I turned from the trembling window. Alex was a couple of feet behind me. His hands crammed into his front pockets, and his amazing brown eyes filled with all kinds of heat. His lashes were thick ebony veils that framed his eyes wonderfully.
“We’ll all be eating at the mess hall.” I pointed out as the wind off the water stirred up the loose dust in the cabin.
“Oh, well, yeah sure I should have known that.” God he was even cuter with a light blush resting on his cheeks. I could see myself easily falling for this man. He was just my type. He was exactly like my Garrison had been at one time. No, not your Garrison anymore, O’Malley, so stop with that shit. “So maybe we can go for a walk after dinner? The lake looks pretty romantic.” I cocked an eyebrow. “I mean if you’re into romance, which you in no way need to be to walk around the lake with me and – you know what? I’m going to stop talking now and go find a broom.” He jerked a thumb over his shoulder.

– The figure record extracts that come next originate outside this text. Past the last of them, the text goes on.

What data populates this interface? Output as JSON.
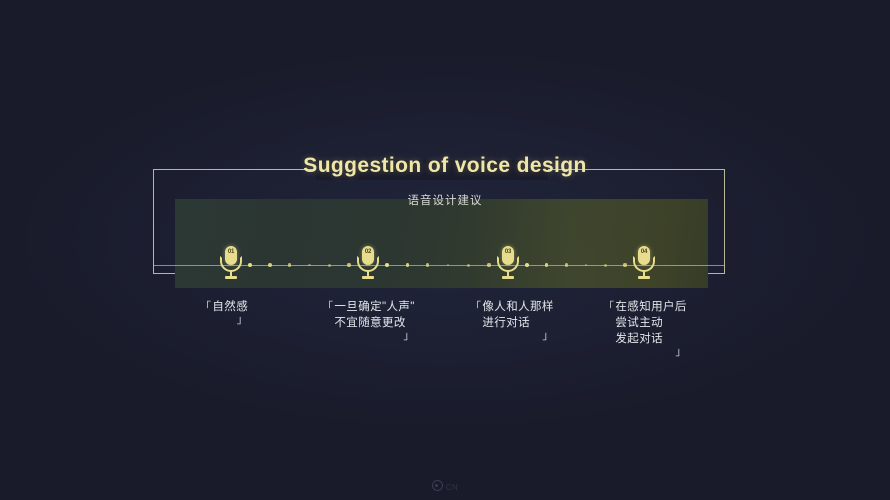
{
  "slide": {
    "title": "Suggestion of voice design",
    "subtitle": "语音设计建议",
    "background_color": "#191b2b",
    "accent_color": "#e8dd8c",
    "frame_color": "#b9b79a",
    "panel_gradient_from": "#2c3834",
    "panel_gradient_to": "#3c4128"
  },
  "timeline": {
    "steps": [
      {
        "number": "01",
        "icon": "microphone-icon",
        "caption_lines": [
          "自然感"
        ],
        "bracket_open": "「",
        "bracket_close": "」"
      },
      {
        "number": "02",
        "icon": "microphone-icon",
        "caption_lines": [
          "一旦确定\"人声\"",
          "不宜随意更改"
        ],
        "bracket_open": "「",
        "bracket_close": "」"
      },
      {
        "number": "03",
        "icon": "microphone-icon",
        "caption_lines": [
          "像人和人那样",
          "进行对话"
        ],
        "bracket_open": "「",
        "bracket_close": "」"
      },
      {
        "number": "04",
        "icon": "microphone-icon",
        "caption_lines": [
          "在感知用户后",
          "尝试主动",
          "发起对话"
        ],
        "bracket_open": "「",
        "bracket_close": "」"
      }
    ]
  },
  "watermark": {
    "label": "CN"
  }
}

“A walk after dinner sounds good.” I had to let him off the hook the poor thing. “I’ll leave you to the sweeping and mattress inspection. See you at dinner.”
“Looking forward to it.” Alex called as I headed to the door. I glanced back at him over my shoulder.
“Yeah, me too.” I told him then walked through the open door. My step felt a little lighter as I made my way to my cabin, my thoughts firmly on Alex and the way he filled out his jeans, which was quite nice. He looked to be somewhat athletic. I’d have to ask him more about his tennis game during our after-dinner stroll. I flopped down on my front porch, grateful beyond words for the old wicker chair that I had forced into the trunk of my dad’s car. I sat back, kicked my feet up to the railing and placed the papers containing the names of my ten campers on my chest. With a hand on them to keep them in place, I let my sight wander over the lake and the trees trying to tickle the clouds floating past. Life was settling into a nice place for O’Malley Ramsey.